I've lived in Boston, Philadelphia, DC, Atlanta, Durham, and here. I think Birmingham is the best-kept secret in the South. I don't know if this is my forever place, but I'm really happy here now. But that's getting a little off subject.
Misterben says:
BK,
Of course suburbanization isn't entirely to blame for the degradation of America's cities. There are a great many possible factors, including globalization as you suggest; I was merely pointing out one of the more significant ones. Prior to the late 1940s in America, your choice was pretty much: city or town? The rise of the suburb gave people a third option, and it quickly became the only option developers cared about. Remember that the suburbs didn't just happen; the demand was manipulated and stoked by developers over the post-war decades. And as people and development dollars left the city and the town for the suburb, our modern world emerged. I encourage you to watch Andres Duany's lecture on New Urbanism, which you can find in about 9 parts on YouTube.
And of course entrepreneurship by itself won't fix everything. Cities need functioning governments and thriving civil societies to be healthy; that's part of why, no matter how much new business investment comes to Detroit (and there is some), the city will be dysfunctional – its civil society is meager and its government is, frankly, goofy. But a city that hinges its future on groveling for outside investment is at the mercy of that investor, who could at any time do to that city what GM did to Flint. Part of the advantage of encouraging local business development by local entrepreneurs is that when local people start businesses, they tend to stick around. The point I was trying to get across, and I wish I had used these words in my original post, is that entrepreneurship seems to serve as a seed for further improvement.

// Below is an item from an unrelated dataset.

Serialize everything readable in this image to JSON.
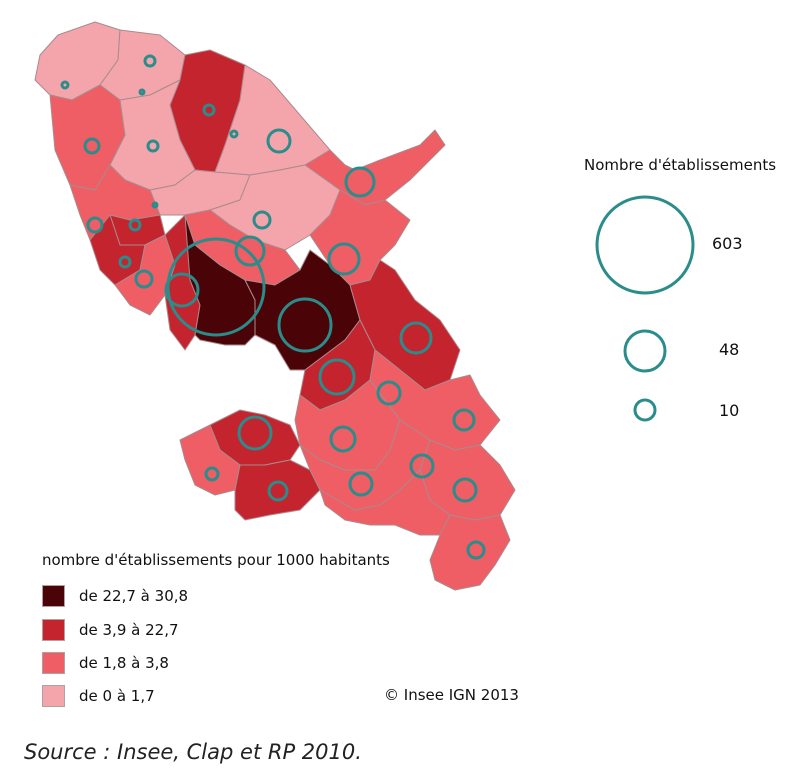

I understand what you're getting at in your comment about suburban whites trying to fix the inner city, but that's not what I'm talking about at all. We ALL need to give a damn about our cities. Too many folks have been vacationing from reality in the suburbs for too long. In the not too distant future, the suburbs will become untenable, and all those people are going to need the cities and towns again. The sooner we stop wasting our development money on the suburban fantasyland, the better.
Jamesholder says:
People make a getto. Buildings do not make a getto. Lazy low life people are the problem. An old house does not mean dirty, not painted, and trash all around. The people make the scum happen becaise the people are scum.